Tindakan Korupsi dan Budaya Permisif

Selain nafsu dengan kecenderungan baik atau positif, hawa nafsu juga mudah dibelokkan ke arah negatif. Satu di antaranya adalah nafsu untuk tidak mau rugi atau ingin mendapat keuntungan. Salah? Tidak juga. Jika ia memerolehnya dengan wajar dan menerimanya dengan wajar. Namun manusia juga berpotensi memiliki sifat serakah. Serakah adalah sikap selalu hendak memiliki lebih dari yang dimiliki. Keinginan memiliki sesuatu lebih dari yang dimiliki melalui jalan yang tidak sah, itulah koprupsi.

Selain karena sifat serakah tersebut, korupsi juga terjadi akibat adanya kesempatan (oportunity). Kesempatan atau peluang yang terjadi disebabkan lemahnya pengawasan atau sistem keamanan.
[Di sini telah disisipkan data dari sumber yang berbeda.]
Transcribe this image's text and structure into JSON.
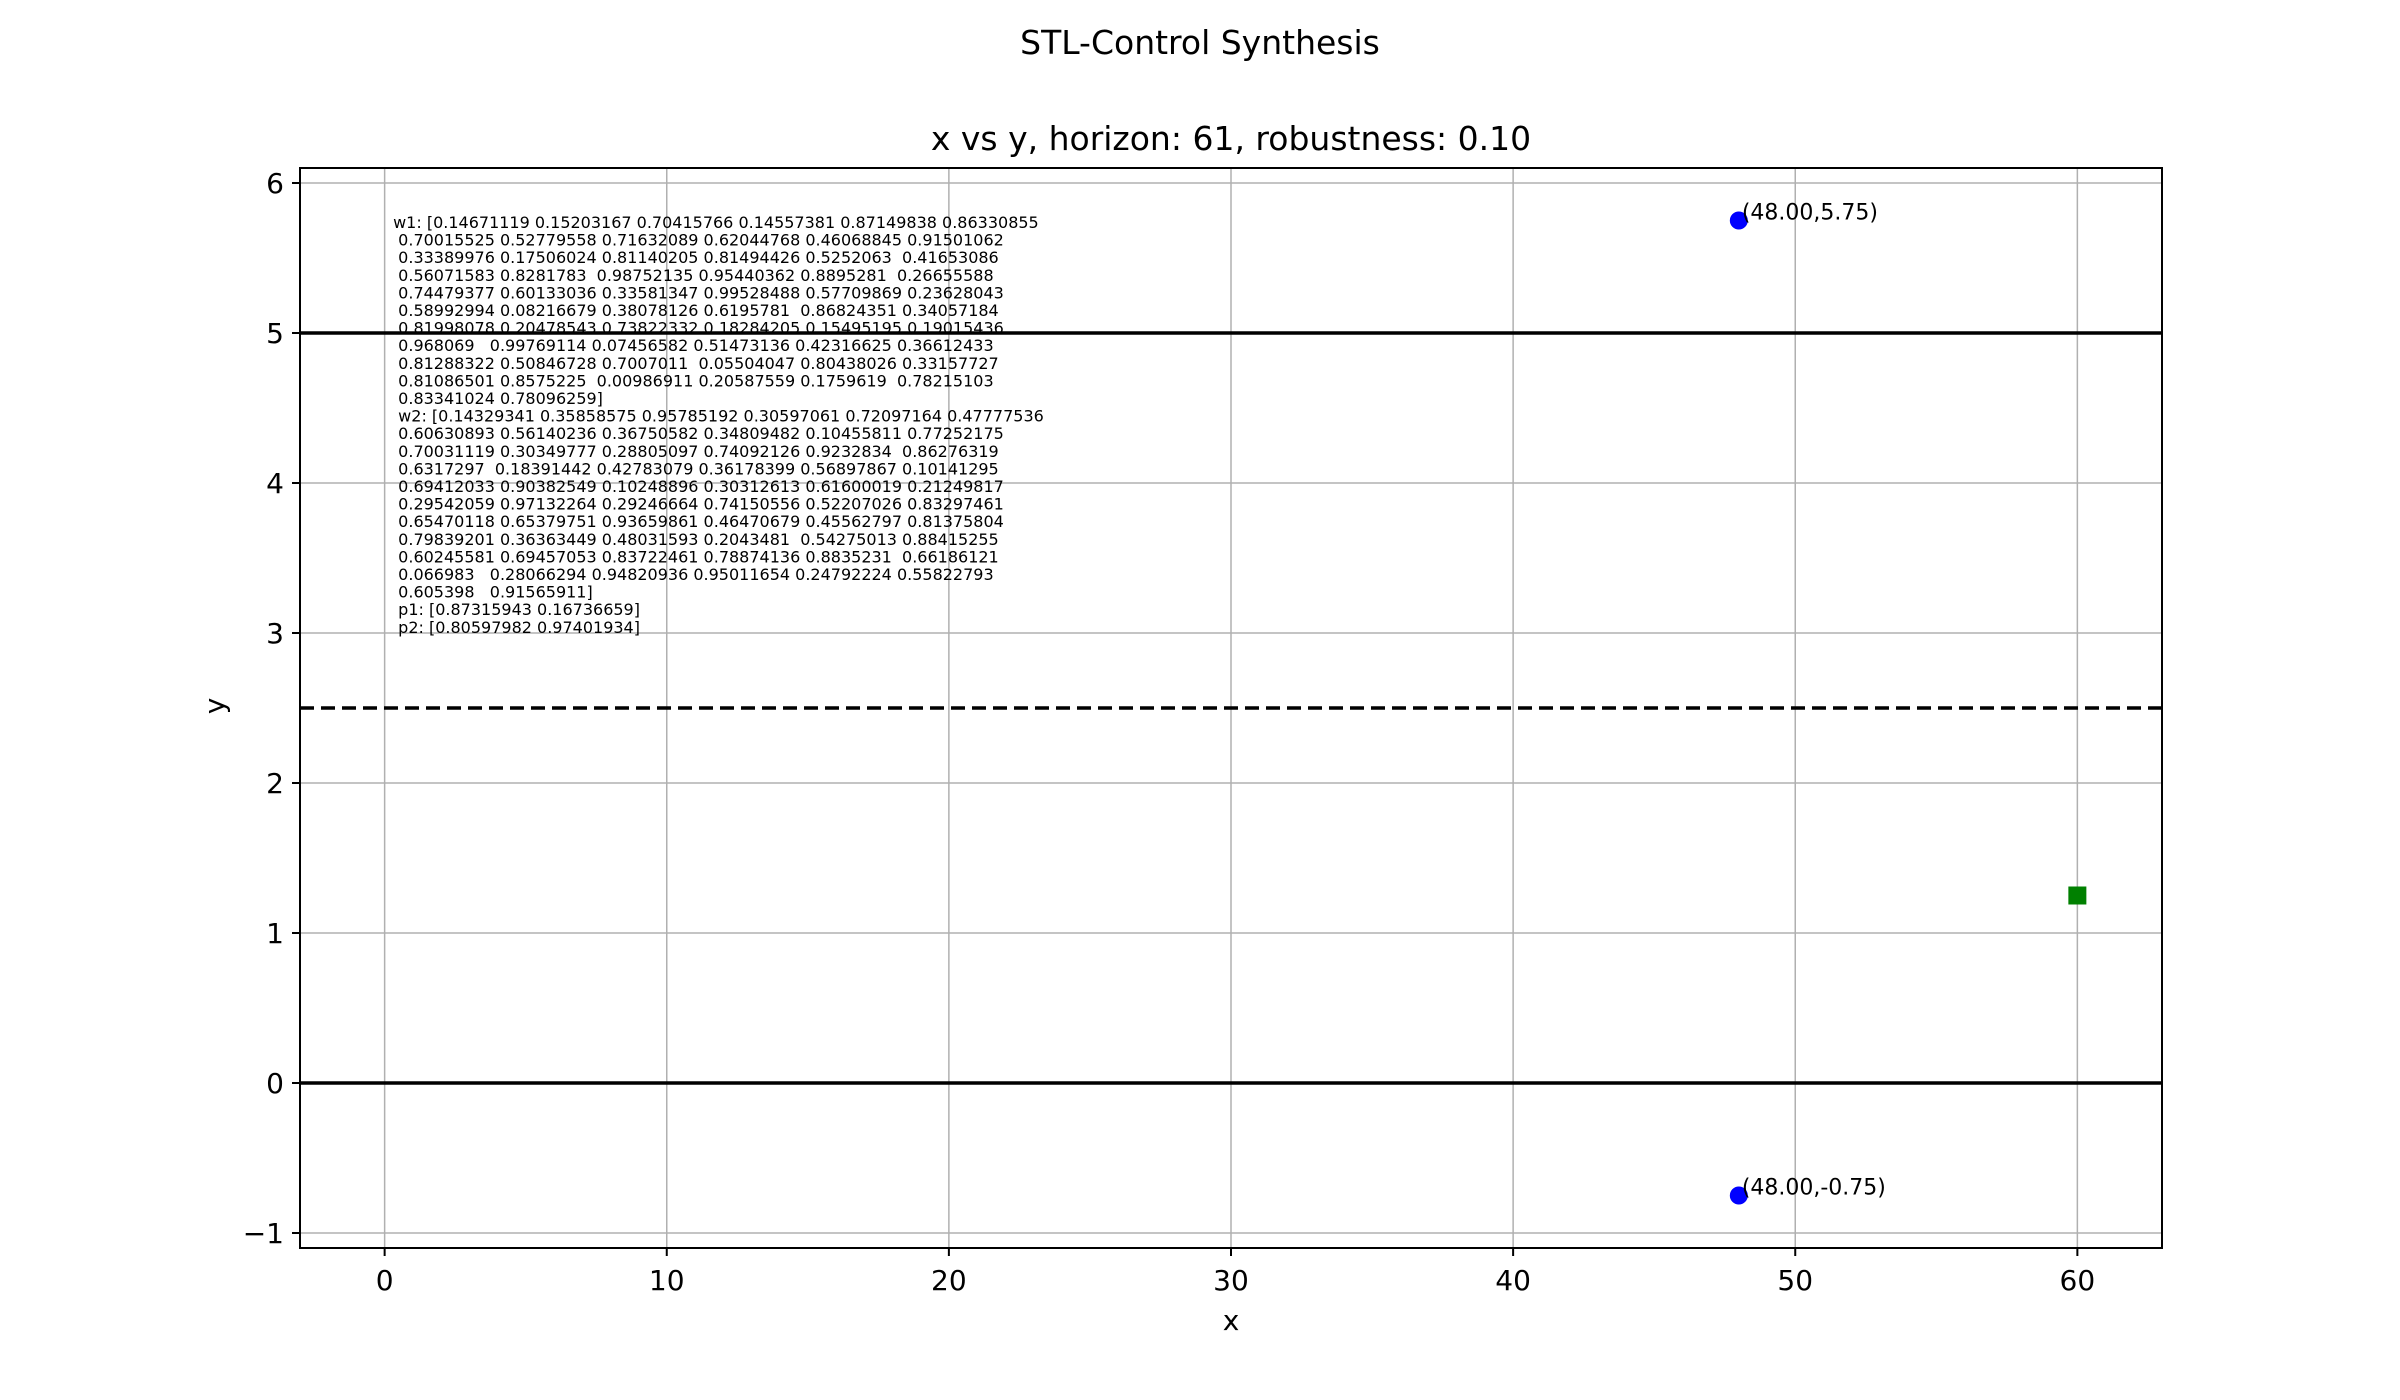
{
  "figure": {
    "suptitle": "STL-Control Synthesis"
  },
  "chart_data": {
    "type": "scatter",
    "title": "x vs y, horizon: 61, robustness: 0.10",
    "xlabel": "x",
    "ylabel": "y",
    "xlim": [
      -3,
      63
    ],
    "ylim": [
      -1.1,
      6.1
    ],
    "xticks": [
      0,
      10,
      20,
      30,
      40,
      50,
      60
    ],
    "yticks": [
      -1,
      0,
      1,
      2,
      3,
      4,
      5,
      6
    ],
    "ytick_labels": [
      "−1",
      "0",
      "1",
      "2",
      "3",
      "4",
      "5",
      "6"
    ],
    "grid": true,
    "hlines": [
      {
        "y": 5,
        "style": "solid",
        "color": "#000000"
      },
      {
        "y": 0,
        "style": "solid",
        "color": "#000000"
      },
      {
        "y": 2.5,
        "style": "dashed",
        "color": "#000000"
      }
    ],
    "points": [
      {
        "x": 48,
        "y": 5.75,
        "marker": "circle",
        "color": "#0000ff",
        "label": "(48.00,5.75)"
      },
      {
        "x": 48,
        "y": -0.75,
        "marker": "circle",
        "color": "#0000ff",
        "label": "(48.00,-0.75)"
      },
      {
        "x": 60,
        "y": 1.25,
        "marker": "square",
        "color": "#008000"
      }
    ],
    "annotation_lines": [
      "w1: [0.14671119 0.15203167 0.70415766 0.14557381 0.87149838 0.86330855",
      " 0.70015525 0.52779558 0.71632089 0.62044768 0.46068845 0.91501062",
      " 0.33389976 0.17506024 0.81140205 0.81494426 0.5252063  0.41653086",
      " 0.56071583 0.8281783  0.98752135 0.95440362 0.8895281  0.26655588",
      " 0.74479377 0.60133036 0.33581347 0.99528488 0.57709869 0.23628043",
      " 0.58992994 0.08216679 0.38078126 0.6195781  0.86824351 0.34057184",
      " 0.81998078 0.20478543 0.73822332 0.18284205 0.15495195 0.19015436",
      " 0.968069   0.99769114 0.07456582 0.51473136 0.42316625 0.36612433",
      " 0.81288322 0.50846728 0.7007011  0.05504047 0.80438026 0.33157727",
      " 0.81086501 0.8575225  0.00986911 0.20587559 0.1759619  0.78215103",
      " 0.83341024 0.78096259]",
      " w2: [0.14329341 0.35858575 0.95785192 0.30597061 0.72097164 0.47777536",
      " 0.60630893 0.56140236 0.36750582 0.34809482 0.10455811 0.77252175",
      " 0.70031119 0.30349777 0.28805097 0.74092126 0.9232834  0.86276319",
      " 0.6317297  0.18391442 0.42783079 0.36178399 0.56897867 0.10141295",
      " 0.69412033 0.90382549 0.10248896 0.30312613 0.61600019 0.21249817",
      " 0.29542059 0.97132264 0.29246664 0.74150556 0.52207026 0.83297461",
      " 0.65470118 0.65379751 0.93659861 0.46470679 0.45562797 0.81375804",
      " 0.79839201 0.36363449 0.48031593 0.2043481  0.54275013 0.88415255",
      " 0.60245581 0.69457053 0.83722461 0.78874136 0.8835231  0.66186121",
      " 0.066983   0.28066294 0.94820936 0.95011654 0.24792224 0.55822793",
      " 0.605398   0.91565911]",
      " p1: [0.87315943 0.16736659]",
      " p2: [0.80597982 0.97401934]"
    ]
  }
}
Pelaku mengambil kesempatan untuk memperkaya diri dengan memanfaatkan peluang yang ada. Selain itu, korupsi juga bisa disebabkan oleh adanya kebutuhan. Kebutuhan hidup yang lebih besar daripada penghasilan dapat memicu tumbuhnya sikap korup.

Mengapa korusi selalau saja terjadi?  Badan Pusat Statistik Republik Indonesia (BPS-RI) mengatakan bahwa salah satu akar penyebab berkembangnya praktik korupsi diduga berasal dari rendahnya integritas para pelakunya dan masih kentalnya budaya permisif terhadap tindakan korupsi. Permisif itu sendiri berarti serba membolehkan atau bersikap terbuka. Hal tersebut diketahui dari Survei Perilaku Anti Korupsi (SPAK) dilakukan oleh BPS. SPAK menanyakan pendapat atau persepsi responden terhadap beberapa kebiasaan yang terjadi di masyarakat yang diduga merupakan tindakan korupsi. Persepsi seseorang terhadap kebiasaan yang diduga merupakan tindakan korupsi ini dibagi dalam tiga lingkup, yaitu: keluarga, komunitas, dan publik.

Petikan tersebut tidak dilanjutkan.